The impact of food insecurity goes far beyond skipping a meal or two. Long-term, it can affect kids’ ability to learn and adults’ ability to move up at work, says Pierce.
“Hunger is ground zero. You can’t do anything in life if you’re hungry,” she says.
After struggling on her own for a while, Pierce says she got over her pride and sought help from the federal food stamp program, known as SNAP. She went to her local food bank where she says she was greeted warmly.
Once she finally got help, it wasn’t all smooth sailing. Pierce recalls standing in line at the supermarket with her son when the woman in front of her, tired of waiting, said: “I should have known better than to come to the store on the first of the month with these losers and their food stamps. Don’t you feel the same?”
“I looked at her and said that my entire purchase was being paid for with my food stamps so she must think I’m quite a loser as well. I said, ‘I’m sorry you feel this way when you don’t even know me.’”

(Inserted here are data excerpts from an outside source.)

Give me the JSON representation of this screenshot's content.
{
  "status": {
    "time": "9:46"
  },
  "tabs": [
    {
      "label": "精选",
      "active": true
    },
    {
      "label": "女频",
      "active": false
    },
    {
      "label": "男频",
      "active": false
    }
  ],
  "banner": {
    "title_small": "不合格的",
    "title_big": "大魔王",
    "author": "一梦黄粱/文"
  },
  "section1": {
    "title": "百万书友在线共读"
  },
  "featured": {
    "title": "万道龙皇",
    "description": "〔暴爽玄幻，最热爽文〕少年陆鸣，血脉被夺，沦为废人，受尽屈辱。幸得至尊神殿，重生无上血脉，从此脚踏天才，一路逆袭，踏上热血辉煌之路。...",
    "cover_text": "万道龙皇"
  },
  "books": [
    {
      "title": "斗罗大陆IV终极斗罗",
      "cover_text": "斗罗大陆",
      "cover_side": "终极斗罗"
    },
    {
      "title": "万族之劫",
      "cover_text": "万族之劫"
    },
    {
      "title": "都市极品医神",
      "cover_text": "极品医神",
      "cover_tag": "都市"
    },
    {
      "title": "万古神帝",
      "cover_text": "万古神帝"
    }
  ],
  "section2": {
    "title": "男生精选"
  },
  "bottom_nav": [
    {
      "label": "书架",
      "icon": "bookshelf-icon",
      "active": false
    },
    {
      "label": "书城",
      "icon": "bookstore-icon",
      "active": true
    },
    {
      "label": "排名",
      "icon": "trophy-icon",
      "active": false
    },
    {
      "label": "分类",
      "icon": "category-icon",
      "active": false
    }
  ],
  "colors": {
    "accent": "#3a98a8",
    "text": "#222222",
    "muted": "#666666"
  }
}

“…As I moved my cart to another lane she called out, ‘Well, you don’t LOOK like you’re on food stamps!’ …This was like a sucker punch for her to say that…in front of my son. Nobody wants to feel this way.”
Pierce persevered, shopping at night, looking for jobs during the day. She was on the program for about 14 months.

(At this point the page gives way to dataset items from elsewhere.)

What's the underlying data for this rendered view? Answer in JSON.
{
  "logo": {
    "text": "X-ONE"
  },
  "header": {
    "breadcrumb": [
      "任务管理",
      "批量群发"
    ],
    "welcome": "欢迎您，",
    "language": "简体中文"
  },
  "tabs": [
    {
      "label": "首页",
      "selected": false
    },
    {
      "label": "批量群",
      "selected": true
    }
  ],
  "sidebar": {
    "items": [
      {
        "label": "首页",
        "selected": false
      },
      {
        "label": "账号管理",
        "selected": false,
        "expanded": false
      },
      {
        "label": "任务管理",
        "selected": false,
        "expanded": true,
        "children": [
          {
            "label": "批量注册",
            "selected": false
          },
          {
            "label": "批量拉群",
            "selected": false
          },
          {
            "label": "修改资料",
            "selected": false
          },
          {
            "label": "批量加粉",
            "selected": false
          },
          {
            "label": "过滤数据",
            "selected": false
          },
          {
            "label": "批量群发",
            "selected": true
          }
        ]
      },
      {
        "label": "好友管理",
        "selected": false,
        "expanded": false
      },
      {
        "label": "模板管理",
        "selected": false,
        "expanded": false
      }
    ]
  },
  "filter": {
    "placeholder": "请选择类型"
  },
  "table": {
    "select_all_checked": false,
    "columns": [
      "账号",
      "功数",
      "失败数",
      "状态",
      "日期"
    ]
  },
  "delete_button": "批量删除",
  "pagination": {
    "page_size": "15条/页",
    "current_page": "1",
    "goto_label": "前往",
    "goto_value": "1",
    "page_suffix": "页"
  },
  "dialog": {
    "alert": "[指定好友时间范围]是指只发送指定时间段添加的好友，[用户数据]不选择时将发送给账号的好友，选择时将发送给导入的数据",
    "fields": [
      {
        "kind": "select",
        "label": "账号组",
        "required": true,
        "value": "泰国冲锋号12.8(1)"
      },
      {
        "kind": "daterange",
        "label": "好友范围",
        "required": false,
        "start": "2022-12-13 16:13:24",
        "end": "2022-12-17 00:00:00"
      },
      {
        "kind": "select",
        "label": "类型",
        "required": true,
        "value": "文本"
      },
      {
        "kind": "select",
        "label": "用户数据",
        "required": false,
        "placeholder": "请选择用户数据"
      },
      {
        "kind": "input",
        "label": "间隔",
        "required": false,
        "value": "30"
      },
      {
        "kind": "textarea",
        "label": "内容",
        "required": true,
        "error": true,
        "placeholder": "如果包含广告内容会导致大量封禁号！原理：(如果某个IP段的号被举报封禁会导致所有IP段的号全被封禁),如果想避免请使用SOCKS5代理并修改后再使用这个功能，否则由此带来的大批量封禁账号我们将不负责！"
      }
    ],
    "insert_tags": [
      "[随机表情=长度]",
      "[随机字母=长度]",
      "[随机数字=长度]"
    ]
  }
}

In 2014, Pierce got married. She now works as a clinical intake coordinator for a home health company. Her life is stable and happy. “I sleep great. I don’t toss and turn,” she says.
But she will never forget what it was like to be in need. She advocates for the hungry and helped get a state bill passed that would stagger SNAP payments out over a week so grocery stores could stay better stocked.
Pierce’s son, who is about to turn 21, is focused on food and helping others. He has taken college courses and dreams of opening his own restaurant some day that would apply high-end food techniques to basic ingredients available to everyone. “He says: ‘Just because you’re hungry doesn’t mean you shouldn’t get shi-shi fu-fu food,’” she says, with a note of pride in her voice.